Jean-Didier Vincent, La chair et le Diable

Poches Odile Jacob, 2000.

Les lecteurs qui s'intéressent au Diable seront intéressés par un scoop scientifique de ce début de millénaire qui vaut son poids de soufre. Qui ne nous est pas donné par un écrivaillon en mal de copie, mais par un chercheur réputé du CNRS, neurobiologiste et directeur de l'Institut Alfred-Fessard. Oyez et tremblez, braves pêcheurs. Car le Diable, horrible nouvelle apparemment, c'est vous.

C'est vous, c'est moi, c'est l'humain en général. Car le diable, c'est la Vie et ses lois. L'âme ne vit que parce qu'elle est perpétuellement tentée, et qu'elle s'efforce de résister. Le Diable est l'Opposant, celui qui dit non, de même que tout ce qui vit s'oppose à quelque chose. La vie ne prend son sens que par opposition à la mort. Une biologie du Diable se justifie par le fait que le Diable étant la vie, sa complicité apparente avec la mort n'est pas vouée au néant, mais à l'expression et à l'expansion de la chair, de la substance animale. Ainsi la mort ne serait pas la mort s'il n'y avait pas une coïncidence diabolique avec le sexe qui donne la vie et permet de dépasser la mort.
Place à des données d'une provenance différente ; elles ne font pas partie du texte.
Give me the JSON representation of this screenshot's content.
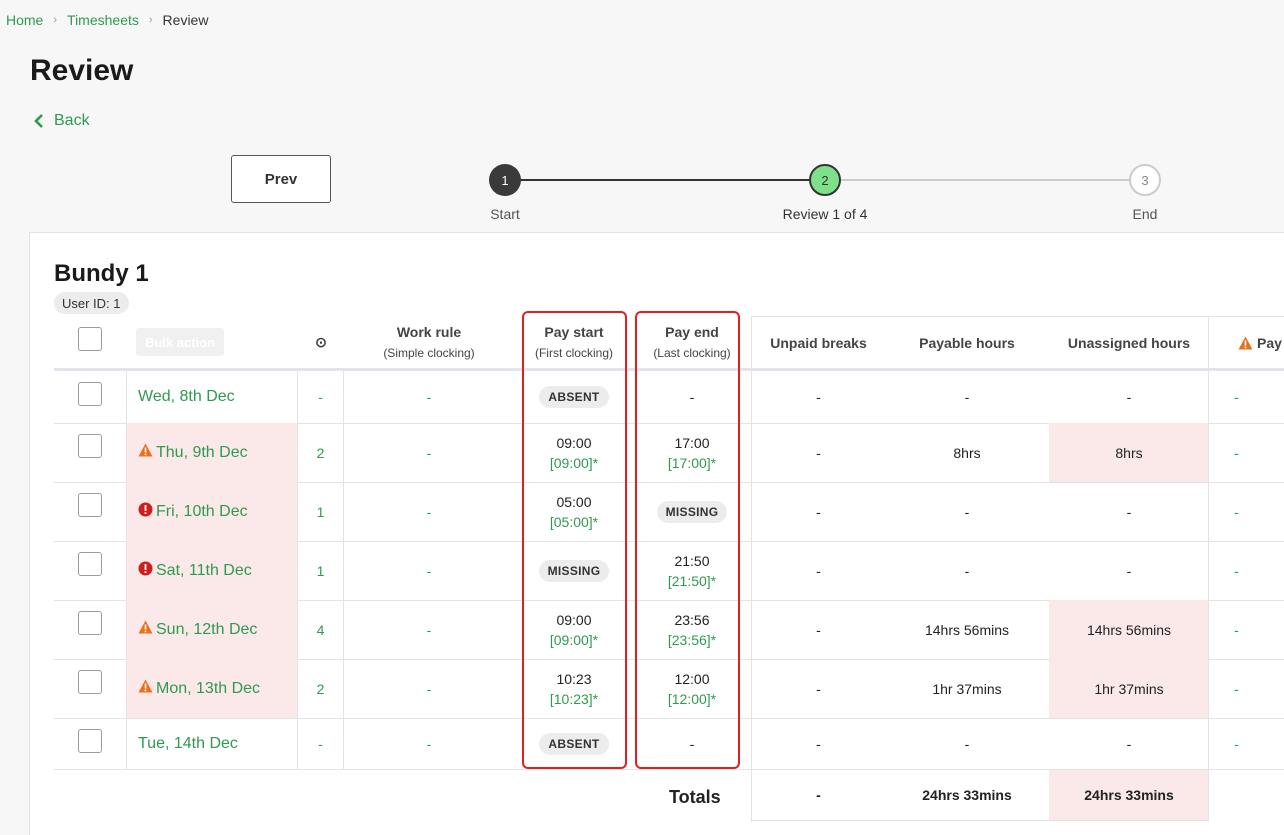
{
  "breadcrumb": {
    "home": "Home",
    "timesheets": "Timesheets",
    "current": "Review"
  },
  "page_title": "Review",
  "back_label": "Back",
  "prev_label": "Prev",
  "stepper": [
    {
      "num": "1",
      "label": "Start"
    },
    {
      "num": "2",
      "label": "Review 1 of 4"
    },
    {
      "num": "3",
      "label": "End"
    }
  ],
  "bundy": {
    "title": "Bundy 1",
    "user_id": "User ID: 1"
  },
  "bulk_action": "Bulk action",
  "headers": {
    "clock": "⊙",
    "work_rule": "Work rule",
    "work_rule_sub": "(Simple clocking)",
    "pay_start": "Pay start",
    "pay_start_sub": "(First clocking)",
    "pay_end": "Pay end",
    "pay_end_sub": "(Last clocking)",
    "unpaid_breaks": "Unpaid breaks",
    "payable_hours": "Payable hours",
    "unassigned_hours": "Unassigned hours",
    "pay": "Pay"
  },
  "rows": [
    {
      "date": "Wed, 8th Dec",
      "icon": "none",
      "count": "-",
      "work_rule": "-",
      "start_badge": "ABSENT",
      "start": "",
      "start_sub": "",
      "end_badge": "",
      "end": "-",
      "end_sub": "",
      "breaks": "-",
      "payable": "-",
      "unassigned": "-",
      "pay": "-"
    },
    {
      "date": "Thu, 9th Dec",
      "icon": "warning-icon",
      "count": "2",
      "work_rule": "-",
      "start_badge": "",
      "start": "09:00",
      "start_sub": "[09:00]*",
      "end_badge": "",
      "end": "17:00",
      "end_sub": "[17:00]*",
      "breaks": "-",
      "payable": "8hrs",
      "unassigned": "8hrs",
      "pay": "-"
    },
    {
      "date": "Fri, 10th Dec",
      "icon": "error-icon",
      "count": "1",
      "work_rule": "-",
      "start_badge": "",
      "start": "05:00",
      "start_sub": "[05:00]*",
      "end_badge": "MISSING",
      "end": "",
      "end_sub": "",
      "breaks": "-",
      "payable": "-",
      "unassigned": "-",
      "pay": "-"
    },
    {
      "date": "Sat, 11th Dec",
      "icon": "error-icon",
      "count": "1",
      "work_rule": "-",
      "start_badge": "MISSING",
      "start": "",
      "start_sub": "",
      "end_badge": "",
      "end": "21:50",
      "end_sub": "[21:50]*",
      "breaks": "-",
      "payable": "-",
      "unassigned": "-",
      "pay": "-"
    },
    {
      "date": "Sun, 12th Dec",
      "icon": "warning-icon",
      "count": "4",
      "work_rule": "-",
      "start_badge": "",
      "start": "09:00",
      "start_sub": "[09:00]*",
      "end_badge": "",
      "end": "23:56",
      "end_sub": "[23:56]*",
      "breaks": "-",
      "payable": "14hrs 56mins",
      "unassigned": "14hrs 56mins",
      "pay": "-"
    },
    {
      "date": "Mon, 13th Dec",
      "icon": "warning-icon",
      "count": "2",
      "work_rule": "-",
      "start_badge": "",
      "start": "10:23",
      "start_sub": "[10:23]*",
      "end_badge": "",
      "end": "12:00",
      "end_sub": "[12:00]*",
      "breaks": "-",
      "payable": "1hr 37mins",
      "unassigned": "1hr 37mins",
      "pay": "-"
    },
    {
      "date": "Tue, 14th Dec",
      "icon": "none",
      "count": "-",
      "work_rule": "-",
      "start_badge": "ABSENT",
      "start": "",
      "start_sub": "",
      "end_badge": "",
      "end": "-",
      "end_sub": "",
      "breaks": "-",
      "payable": "-",
      "unassigned": "-",
      "pay": "-"
    }
  ],
  "totals": {
    "label": "Totals",
    "breaks": "-",
    "payable": "24hrs 33mins",
    "unassigned": "24hrs 33mins"
  },
  "colors": {
    "accent": "#2e9a4f",
    "warning": "#e8711c",
    "error": "#cc1f1f",
    "highlight": "#fbe9e9",
    "annotation": "#e02020"
  }
}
En conséquence, le Diable est un vivant et le mystère de Satan est inséparable de la Vie.

Le chantier de la Vie et l'expansion de la chair qui n'a de sens que par la mort s'expriment ainsi dans une triade diabolique : la vie, le sexe et la mort. Dès son installation sur terre, le vivant est défini par l'affrontement des contraires : reproduction et croissance d'un côté, mort et destruction de l'autre. Le Diable, qui est Vie, ne peut donc être considéré comme le principe du Mal puisqu'il assure l'expansion de la vie animale et l'évolution des espèces, qui mène au cerveau humain. Le Mal n'est pas inscrit dans la chair. Il n'existe pas en soi, et n'est que le produit d'une théorisation que le cerveau a établie à partir de l'expression de ses désirs et de ses passions. Grâce à son cerveau, l'homme a acquis la capacité de clamer au monde sa jouissance de vivre, son désir de l'autre, et sa hantise de la mort. La théorisation est affaire de sociologie, et le Mal symbolise les conventions qui ont été imposées aux hommes par l'invention de la peur du Diable... Le Bien n'a de sens que par l'image que les hommes se donnent d'eux-mêmes. En produisant les sociétés, le cerveau humain a fabriqué de la morale. Les vertus et les vices ne sont pas inscrits dans les gènes. Les hommes ne sont moraux que parce que temporels et inscrits dans une durée dont ils ont connaissance. Le Bien et le Mal ne sont que des données romanesques et non théologiques. C'est dans cette perspective que le Diable, incompris dans son essence, est présenté comme un mythe.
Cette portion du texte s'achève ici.